Jesus can say the same things that the God of Israel has said because Jesus is the God of Israel. And that means he is the God with us. The Gospel of Matthew starts with Jesus as Emmanuel, God with us. And Gospel ends the same way, Jesus is God, and he is with us. That is the resounding message of this book: Jesus is God and he is with us.
And he really is. Jesus means it. It’s true. And so the question for us is whether that matters. Does the fact that Jesus has all authority and that he promises to be with us really make a difference in our lives?
Does It Matter?
One of the things that we say at Cities Church over and over again is that Jesus is real. We just want to come awake to that fact, simple as it is. That he’s real. That he’s not some historical figure like all the rest. He’s not just some character on a page. But Jesus is a real person. He really is. And he’s alive right now. More real than all of us in this room. More real than the person sitting next to you. Jesus is real.

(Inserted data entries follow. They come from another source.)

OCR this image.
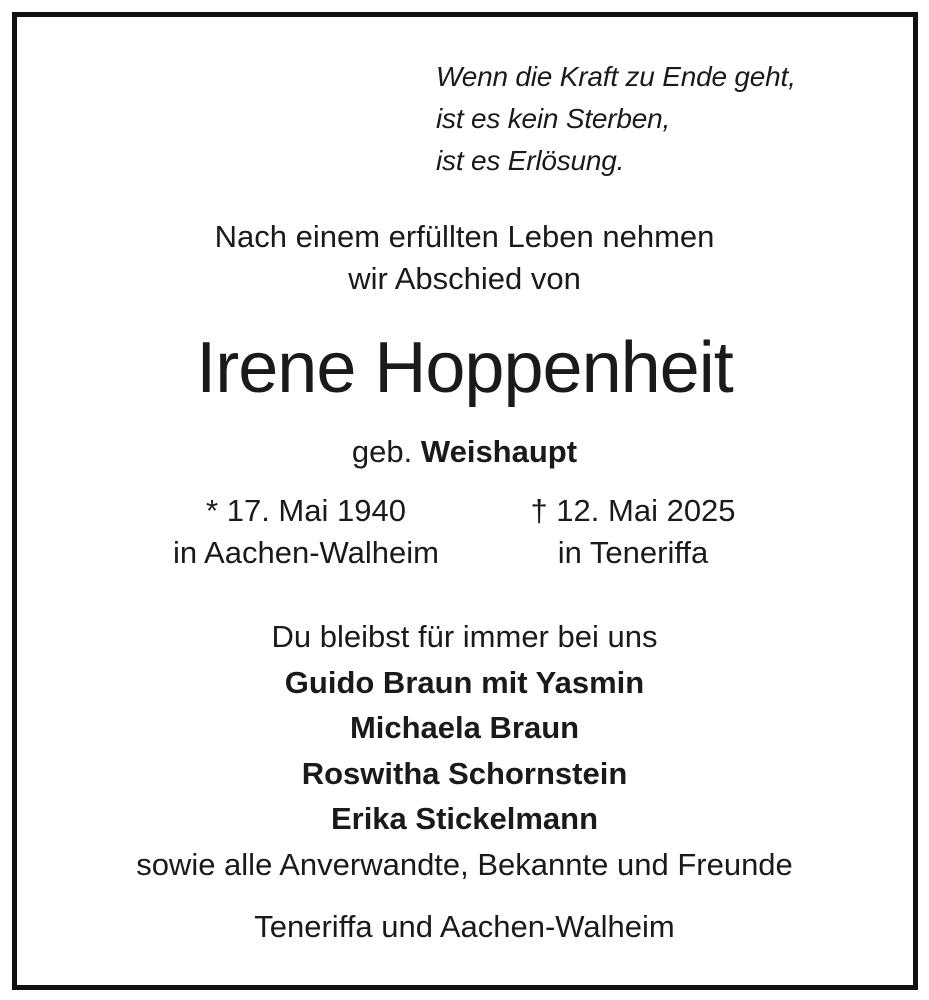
Wenn die Kraft zu Ende geht,
ist es kein Sterben,
ist es Erlösung.
Nach einem erfüllten Leben nehmen
wir Abschied von
Irene Hoppenheit
geb. Weishaupt
* 17. Mai 1940
in Aachen-Walheim
† 12. Mai 2025
in Teneriffa
Du bleibst für immer bei uns
Guido Braun mit Yasmin
Michaela Braun
Roswitha Schornstein
Erika Stickelmann
sowie alle Anverwandte, Bekannte und Freunde
Teneriffa und Aachen-Walheim
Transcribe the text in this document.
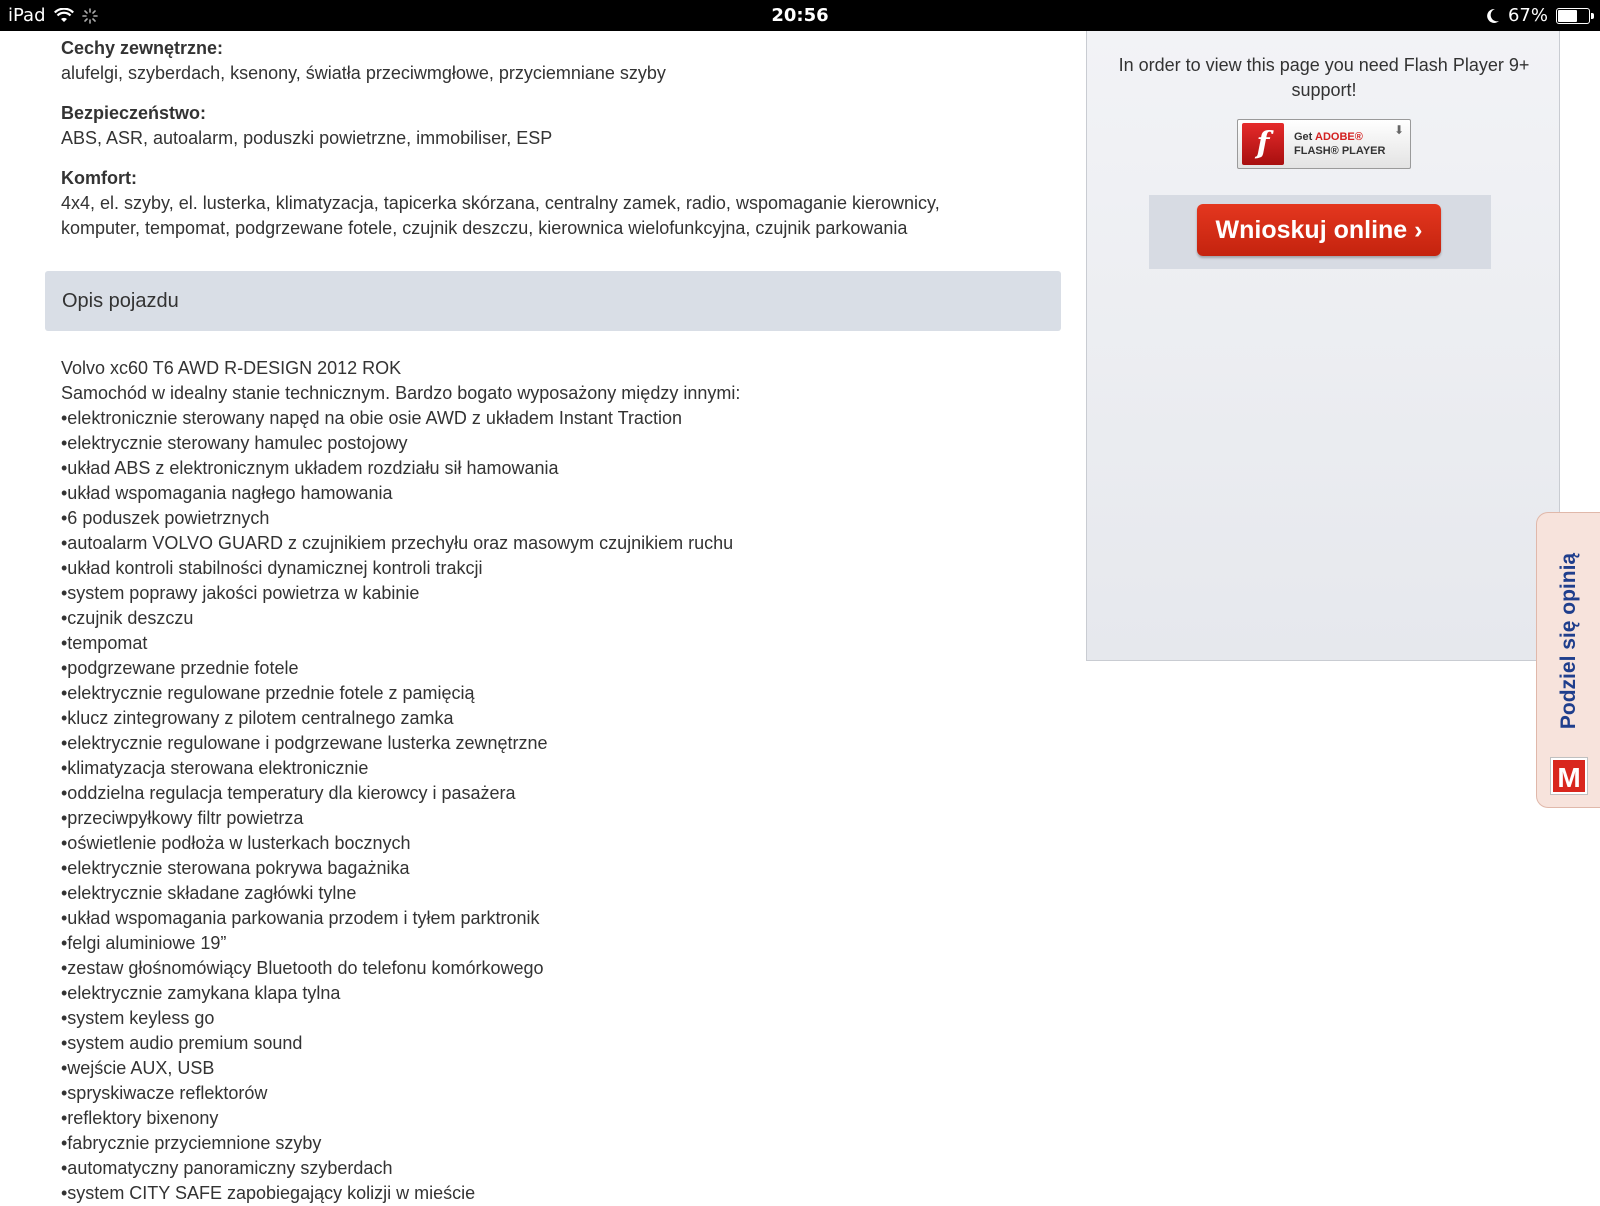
iPad	20:56	67%
Cechy zewnętrzne:

alufelgi, szyberdach, ksenony, światła przeciwmgłowe, przyciemniane szyby

Bezpieczeństwo:

ABS, ASR, autoalarm, poduszki powietrzne, immobiliser, ESP

Komfort:

4x4, el. szyby, el. lusterka, klimatyzacja, tapicerka skórzana, centralny zamek, radio, wspomaganie kierownicy,

komputer, tempomat, podgrzewane fotele, czujnik deszczu, kierownica wielofunkcyjna, czujnik parkowania

Opis pojazdu
Volvo xc60 T6 AWD R-DESIGN 2012 ROK
Samochód w idealny stanie technicznym. Bardzo bogato wyposażony między innymi:
•elektronicznie sterowany napęd na obie osie AWD z układem Instant Traction
•elektrycznie sterowany hamulec postojowy
•układ ABS z elektronicznym układem rozdziału sił hamowania
•układ wspomagania nagłego hamowania
•6 poduszek powietrznych
•autoalarm VOLVO GUARD z czujnikiem przechyłu oraz masowym czujnikiem ruchu
•układ kontroli stabilności dynamicznej kontroli trakcji
•system poprawy jakości powietrza w kabinie
•czujnik deszczu
•tempomat
•podgrzewane przednie fotele
•elektrycznie regulowane przednie fotele z pamięcią
•klucz zintegrowany z pilotem centralnego zamka
•elektrycznie regulowane i podgrzewane lusterka zewnętrzne
•klimatyzacja sterowana elektronicznie
•oddzielna regulacja temperatury dla kierowcy i pasażera
•przeciwpyłkowy filtr powietrza
•oświetlenie podłoża w lusterkach bocznych
•elektrycznie sterowana pokrywa bagażnika
•elektrycznie składane zagłówki tylne
•układ wspomagania parkowania przodem i tyłem parktronik
•felgi aluminiowe 19”
•zestaw głośnomówiący Bluetooth do telefonu komórkowego
•elektrycznie zamykana klapa tylna
•system keyless go
•system audio premium sound
•wejście AUX, USB
•spryskiwacze reflektorów
•reflektory bixenony
•fabrycznie przyciemnione szyby
•automatyczny panoramiczny szyberdach
•system CITY SAFE zapobiegający kolizji w mieście
In order to view this page you need Flash Player 9+ support!
f	Get ADOBE®
FLASH® PLAYER
⬇
Wnioskuj online ›
Podziel się opinią
M
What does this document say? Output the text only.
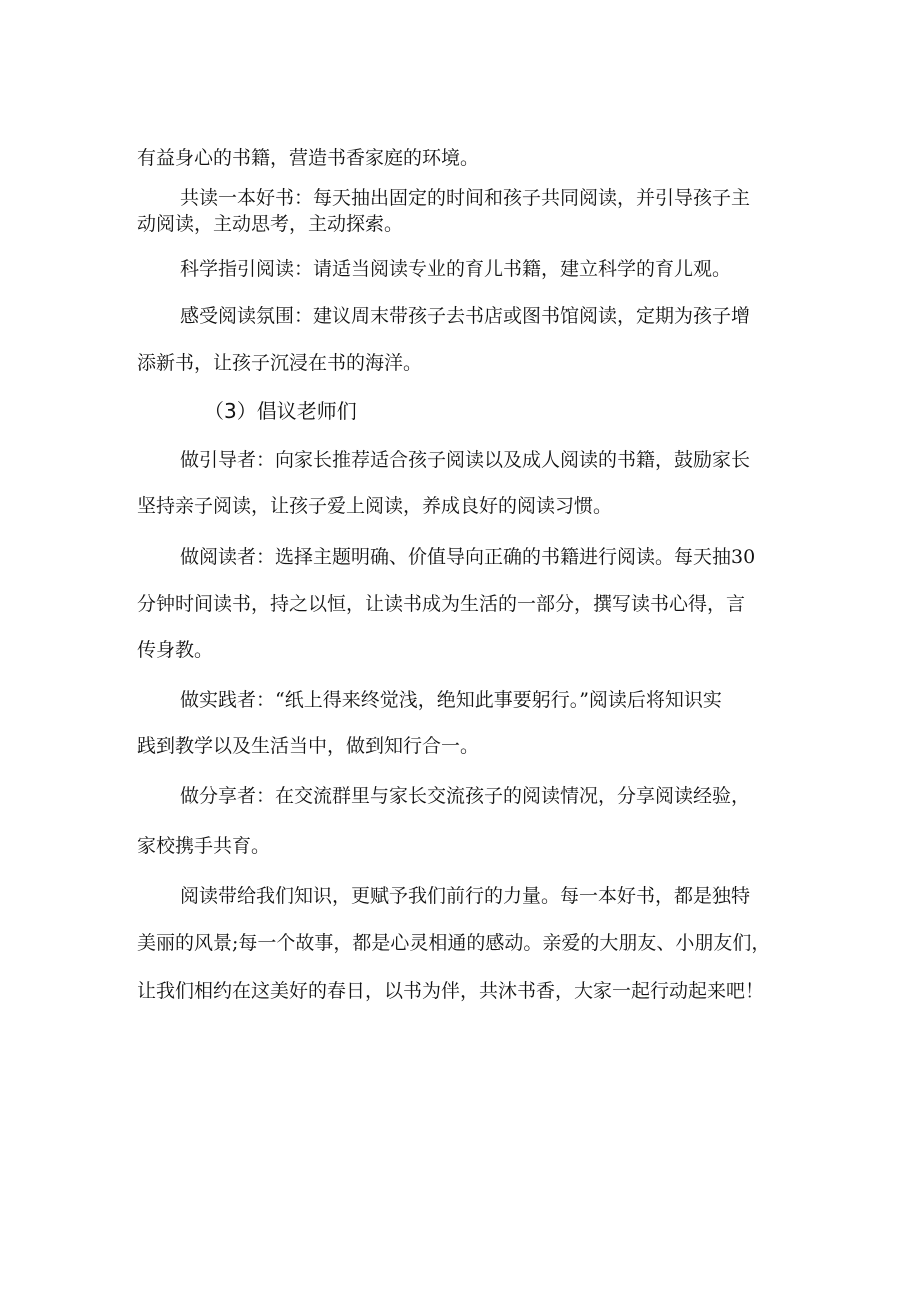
有益身心的书籍，营造书香家庭的环境。
共读一本好书：每天抽出固定的时间和孩子共同阅读，并引导孩子主
动阅读，主动思考，主动探索。
科学指引阅读：请适当阅读专业的育儿书籍，建立科学的育儿观。
感受阅读氛围：建议周末带孩子去书店或图书馆阅读，定期为孩子增
添新书，让孩子沉浸在书的海洋。
（3）倡议老师们
做引导者：向家长推荐适合孩子阅读以及成人阅读的书籍，鼓励家长
坚持亲子阅读，让孩子爱上阅读，养成良好的阅读习惯。
做阅读者：选择主题明确、价值导向正确的书籍进行阅读。每天抽30
分钟时间读书，持之以恒，让读书成为生活的一部分，撰写读书心得，言
传身教。
做实践者：“纸上得来终觉浅，绝知此事要躬行。”阅读后将知识实
践到教学以及生活当中，做到知行合一。
做分享者：在交流群里与家长交流孩子的阅读情况，分享阅读经验，
家校携手共育。
阅读带给我们知识，更赋予我们前行的力量。每一本好书，都是独特
美丽的风景;每一个故事，都是心灵相通的感动。亲爱的大朋友、小朋友们，
让我们相约在这美好的春日，以书为伴，共沐书香，大家一起行动起来吧！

But the problem, our problem, I’m beginning to see, as the church in America, is not that we don’t believe Jesus is real, it’s that we’ve created a brand of Christianity where he doesn’t need to be.
Again, this is the church in America at large. But we’ve created this thing where we just drive into a certain place for an hour, one day a week, with a group of people, worship together, leave, come back the next week, do the same thing, repeat for a few decades, and then we die.
And maybe we throw a small group in there, and a few big, key decisions, and we get some good theology, we call that “Christian maturity.” But the thing is, decent ideas cause people to do stuff like that all the time. Seriously. This is the age of the startups, of innovation — new businesses are popping up everywhere. A good idea can take you a long ways and get you a big following. Peter Thiel, in his book Zero to One, says that startups and their ideas are actually what is building our future. And people are making seismic changes in their lives to be a part of things like this, which is fine — and it just reminds us that there already is a crowded market of ideas that change the way people live. And the temptation for us is that is that we can make some changes in our lives and do some good, but still hold Jesus out here. Make him just a worldview, or a value-system, or an idea.
But Jesus is not an idea.
So I had him — my four-year-old — I’m holding him up with my arms, ready for this body slam. This is about the fifth time through, so I’ve had plenty of practice. I’m just getting ready to throw him again. We’re all laughing and having a great time. And just as I’m about to push him up and let go, I look at him, and I realize that right here, in this moment, I am more real to my son than gravity — the power of my arms to hold him up, my love for him that means I’m not gonna let him fall — in that moment, to my son, I am more real than gravity.
And I wondered: Jesus, could I wrestle with you like this? . . . Are you this real to me?
I think that’s the question we all should ask, and it’s the question I’m leaving with you.
Is he real to you? — is Jesus more real to you than the security of your job; is Jesus more real to you than the coziness of your comforts; is Jesus more real to you than the threat of your fears. Is he real to you? — and then what is it in your life that you can only do because he is?
What is it in your life that demands Jesus be who he says he is? What steps of faith might he be calling you to that means, every now and then, you have to stop and say, Jesus, you said… You said you’d be with me. You said it.
We’ve seen who Jesus is. We’ve seen he has all authority in heaven and on earth and he promises to be with us always. He is God and he is with us. He reigns right now at the Father’s right hand, and he has sent his Spirit to fill us and to be for us his abiding presence — so much so that we can say what Paul said in 2 Timothy 4:17, that “the Lord [Jesus] stood by me.”
He will. Jesus will stand by you. Because he’s real. Because he has all authority in heaven and on earth. And because he said, “Behold, I am with you always, to the end of the age.”